Tuesday, March 15, 2022

EPM Automate - DOS Commands for Checking Available Disk Space

I recently answered this question on Oracle Cloud Customer Connect [you are signed up for CCC, yes?] and wanted to share the answer here.

A user is setting up EPM Automate to do snapshot downloads. There is a need to check the available disk space and then delete prior backups as necessary. The question was how do you check available disk space. Here are the steps.

The easiest way to find the available disk space is with the DIR command. The output can look something like this.


The output starts with the word Volume and can go for any number of lines based on the contents. The number to capture is 25,998,811,136, but without the separators and as a variable so that a comparison can be made. 

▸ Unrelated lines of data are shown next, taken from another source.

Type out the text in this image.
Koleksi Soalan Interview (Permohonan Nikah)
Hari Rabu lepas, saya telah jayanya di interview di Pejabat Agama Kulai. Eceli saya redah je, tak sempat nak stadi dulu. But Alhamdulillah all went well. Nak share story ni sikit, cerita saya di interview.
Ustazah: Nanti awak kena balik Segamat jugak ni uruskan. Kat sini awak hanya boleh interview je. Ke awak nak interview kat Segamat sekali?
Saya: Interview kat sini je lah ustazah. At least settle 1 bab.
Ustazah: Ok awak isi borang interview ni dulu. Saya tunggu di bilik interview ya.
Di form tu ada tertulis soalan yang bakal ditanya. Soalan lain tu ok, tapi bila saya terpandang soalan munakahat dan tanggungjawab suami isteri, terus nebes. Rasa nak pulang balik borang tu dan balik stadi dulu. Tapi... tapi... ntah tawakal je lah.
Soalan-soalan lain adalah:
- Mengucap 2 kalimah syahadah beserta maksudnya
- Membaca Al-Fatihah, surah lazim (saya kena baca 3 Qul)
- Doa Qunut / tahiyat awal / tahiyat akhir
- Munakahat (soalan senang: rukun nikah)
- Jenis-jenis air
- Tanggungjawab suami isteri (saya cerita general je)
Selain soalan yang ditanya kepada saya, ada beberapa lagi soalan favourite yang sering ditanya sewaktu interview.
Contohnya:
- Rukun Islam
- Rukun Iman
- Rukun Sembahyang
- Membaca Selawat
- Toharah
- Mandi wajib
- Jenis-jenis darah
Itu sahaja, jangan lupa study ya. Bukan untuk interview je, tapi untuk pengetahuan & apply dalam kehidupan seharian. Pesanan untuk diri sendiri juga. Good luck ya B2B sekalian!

First, use the DIR command with a redirect to write the output above to a file. Use the /-C parameter to remove the separators.

DIR /-C > file.txt

The output of this will look like above but without the separators. Next, isolate the bytes free line vs all of the others with a FIND command. Search for bytes free. Redirect to another file.

FIND "bytes free" file.txt > line.txt

The output of this will look like the last line above. Next, use the FOR command to find the right part of the line. The parameters allow specifying a delimiter, but if nothing is specified then a space will be used as a delimiter. Note, if the below command is used in a batch file, use %%I as shown. If typing this in manually to a command window, use %I instead.

FOR /F "TOKENS=3" %%I IN (LINE.TXT) DO (SET FREESPACE=%%I)

So now we have a variable with a number in it. Is this useful? Maybe, maybe not. The next step would be to subtract a predetermined target amount from the available space to see if the available space is above or below the target. The SET command with the /A parameter will do this. But, it is limited to 32-bit numbers, meaning it doesn't work for numbers larger than 2,147,483,647.

So, a little more work needs to be done. Assuming the target is 10GB (10,000,000,000) we can reduce everything to GB instead of working with the full number. Use the SET command to pull out just the wanted part of the number (GBs only) into a new variable.

SET FREESPACEGB=%FREESPACE:~0,-9%

Now all that is left is a variable with just the GB value: in this case, 25. Then it would be an easy comparison to compare to our 10GB target. In the case that available disk space is under 1GB, then the above truncation may cause an issue. Doing the comparison in MB instead would get around that. Change the -9 above to -6 and then compare the output to 10000 instead of 10.